Discussion in 'Journalism topics only' started by Platyrhynchos, Sep 24, 2007.

  1. Platyrhynchos

    Platyrhynchos Active Member

    High school football game Friday night, and I'm on the sidelines taking notes and shooting photos. Team A has the ball on Team B's 28 yd. line, first down. First down pass fell incomplete. Second and 10. One of the refs spots the ball on the 29 yard line, effectively bringing up second and 11. The ref in front of me is straddling the 28 yard line, and the sticks on the other side of the field are on the 28 naturally, and the damned ball is spotted a yard from them. I said to the ref, "Are you going to let that spot stand?" Without hesitating he said, "Oh, thanks," blew his whistle and corrected the problem.

    Should I have not intervened? Go ahead. I will take my lumps.
  2. MartinEnigmatica

    MartinEnigmatica Active Member

    Yeesh...it seems innocuous enough, but I generally try to act like a fly on the wall at these things and not get involved.
  3. wickedwritah

    wickedwritah Guest

    That's making the news, IMO, not covering it.
  4. Ace

    Ace Well-Known Member

    That was you, you bastard? I had $100 on Team B.

    I think you're OK to point it out ahead of time. If it was more controversial, I'd sit it out, though.
  5. crusoes

    crusoes Active Member

    Some refs would have tossed you. At least you found a decent guy. It's a slippery slope.
  6. TheSportsPredictor

    TheSportsPredictor Well-Known Member

    Of course you crossed the line.
  7. Point of Order

    Point of Order Active Member

    I don't see any particularly slippery slope. You asked a fair question. That's all. You're there. You're covering the game. There's a legitimate question to be asked and you happen to be in the position to ask it. Good work.

    Media questions influence behavior all the time. Hell, Sen. Larry Craig (R-Utah) plead guilty to something he says he didn't do based on questions from the media. Right?

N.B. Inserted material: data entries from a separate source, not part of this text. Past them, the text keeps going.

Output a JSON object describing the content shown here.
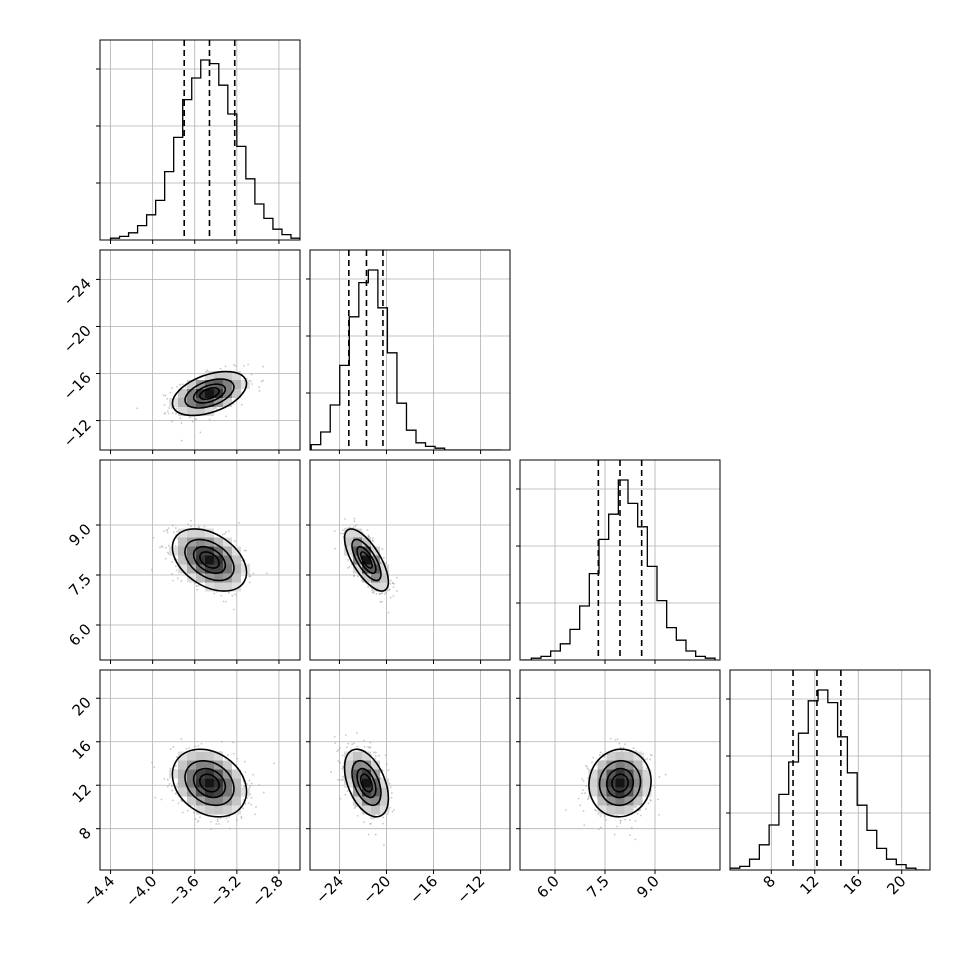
{
  "chart_data": {
    "type": "corner",
    "n_params": 4,
    "params": [
      {
        "x_ticks": [
          "−4.4",
          "−4.0",
          "−3.6",
          "−3.2",
          "−2.8"
        ],
        "x_tick_values": [
          -4.4,
          -4.0,
          -3.6,
          -3.2,
          -2.8
        ],
        "range": [
          -4.5,
          -2.6
        ],
        "quantiles": [
          -3.7,
          -3.46,
          -3.22
        ],
        "mean": -3.46,
        "sd": 0.17
      },
      {
        "x_ticks": [
          "−24",
          "−20",
          "−16",
          "−12"
        ],
        "y_ticks": [
          "−12",
          "−16",
          "−20",
          "−24"
        ],
        "tick_values": [
          -24,
          -20,
          -16,
          -12
        ],
        "range": [
          -26.5,
          -9.5
        ],
        "quantiles": [
          -23.2,
          -21.7,
          -20.3
        ],
        "mean": -21.7,
        "sd": 0.9
      },
      {
        "x_ticks": [
          "6.0",
          "7.5",
          "9.0"
        ],
        "y_ticks": [
          "6.0",
          "7.5",
          "9.0"
        ],
        "tick_values": [
          6.0,
          7.5,
          9.0
        ],
        "range": [
          4.95,
          10.95
        ],
        "quantiles": [
          7.3,
          7.95,
          8.6
        ],
        "mean": 7.95,
        "sd": 0.45
      },
      {
        "x_ticks": [
          "8",
          "12",
          "16",
          "20"
        ],
        "y_ticks": [
          "8",
          "12",
          "16",
          "20"
        ],
        "tick_values": [
          8,
          12,
          16,
          20
        ],
        "range": [
          4.2,
          22.6
        ],
        "quantiles": [
          10.0,
          12.2,
          14.4
        ],
        "mean": 12.2,
        "sd": 1.5
      }
    ],
    "histograms": [
      {
        "param": 0,
        "bin_range": [
          -4.4,
          -2.6
        ],
        "counts": [
          1,
          2,
          4,
          8,
          14,
          22,
          38,
          57,
          78,
          90,
          100,
          98,
          86,
          70,
          52,
          34,
          20,
          12,
          6,
          3,
          1
        ]
      },
      {
        "param": 1,
        "bin_range": [
          -26.4,
          -10.2
        ],
        "counts": [
          3,
          10,
          25,
          47,
          74,
          93,
          100,
          79,
          54,
          26,
          11,
          4,
          2,
          1,
          0,
          0,
          0,
          0,
          0,
          0
        ]
      },
      {
        "param": 2,
        "bin_range": [
          5.0,
          10.8
        ],
        "counts": [
          0,
          1,
          2,
          5,
          9,
          17,
          30,
          48,
          67,
          81,
          100,
          87,
          74,
          52,
          33,
          18,
          11,
          5,
          2,
          1
        ]
      },
      {
        "param": 3,
        "bin_range": [
          4.2,
          22.2
        ],
        "counts": [
          1,
          2,
          6,
          14,
          25,
          42,
          60,
          76,
          94,
          100,
          93,
          74,
          54,
          36,
          22,
          12,
          6,
          3,
          1,
          0
        ]
      }
    ],
    "correlations": [
      {
        "x_param": 0,
        "y_param": 1,
        "rho": 0.45
      },
      {
        "x_param": 0,
        "y_param": 2,
        "rho": -0.4
      },
      {
        "x_param": 1,
        "y_param": 2,
        "rho": -0.7
      },
      {
        "x_param": 0,
        "y_param": 3,
        "rho": -0.25
      },
      {
        "x_param": 1,
        "y_param": 3,
        "rho": -0.45
      },
      {
        "x_param": 2,
        "y_param": 3,
        "rho": 0.05
      }
    ],
    "contour_levels_sigma": [
      0.5,
      1.0,
      1.5,
      2.0
    ],
    "histogram_style": "step",
    "quantile_lines": "dashed",
    "grid": true,
    "colors": {
      "line": "#000000",
      "grid": "#b0b0b0",
      "points": "#9a9a9a",
      "background": "#ffffff"
    }
  }
}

    Bush didn't know there were people stranded in New Orleans until he saw it on CNN. Should they have blacked out their coverage to "let it play out"?
  8. ColbertNation

    ColbertNation Member

    I think you're OK. It's not as though you questioned the initial ball spot. Don't know that I would have done it -- but that has nothing to do with my ethics; it's because I'm a coward.
  9. Mayfly

    Mayfly Active Member

    Only you can answer if you stepped onto the playing field. We don't know where your feet were.
  10. Ace

    Ace Well-Known Member

    But if you did, you can't take come back and take notes on that play.
  11. Small Town Guy

    Small Town Guy Well-Known Member

    Had a sort of similar situation in a preps basketball game, although it affected the outcome of the game. A scoreboard error in the final moments gave Team A a two-point lead, when they should have been up by 3. The refs even huddled at the table and talked about it with the coaches for several minutes. Team A coach knew it should be a three-point lead. But not only had the scoreboard guy screwed up, but the official scorer had it wrong in the book. I was sitting in the front row and the people around me asked what I had the score as, and I had it as a two-point game. Didn't bring my scorebook over or anything, though.

    Of course, nearly inevitably, Team B hits a three-pointer at the buzzer to give them the victory, when it should have actually only tied the game.

    The losing coach (and it was a home game for him so he didn't want to ream out the scorer) was apoplectic afterward. I didn't interfere, but did have a hell of a story for what would have been a really boring January game. And, yes, when they watched the tape afterward it confirmed the scoring mistake. That girl was not the scorer at the next home game.
  12. SixToe

    SixToe Well-Known Member

    Tell the guy they fucked up the spot so they can get it right.

    If a player was ejected and switched jerseys with someone, and you knew it, would you stay mum about that or let someone know? Or write about it?

    What if you were covering a minor league baseball game and the official scorer sneezed and missed a pitch, or had to go pee and missed the first batter's sacrifice or advancement by error? Would you remain silent -- "Hey, sorry, can't cross that line here" -- or let him know what happened?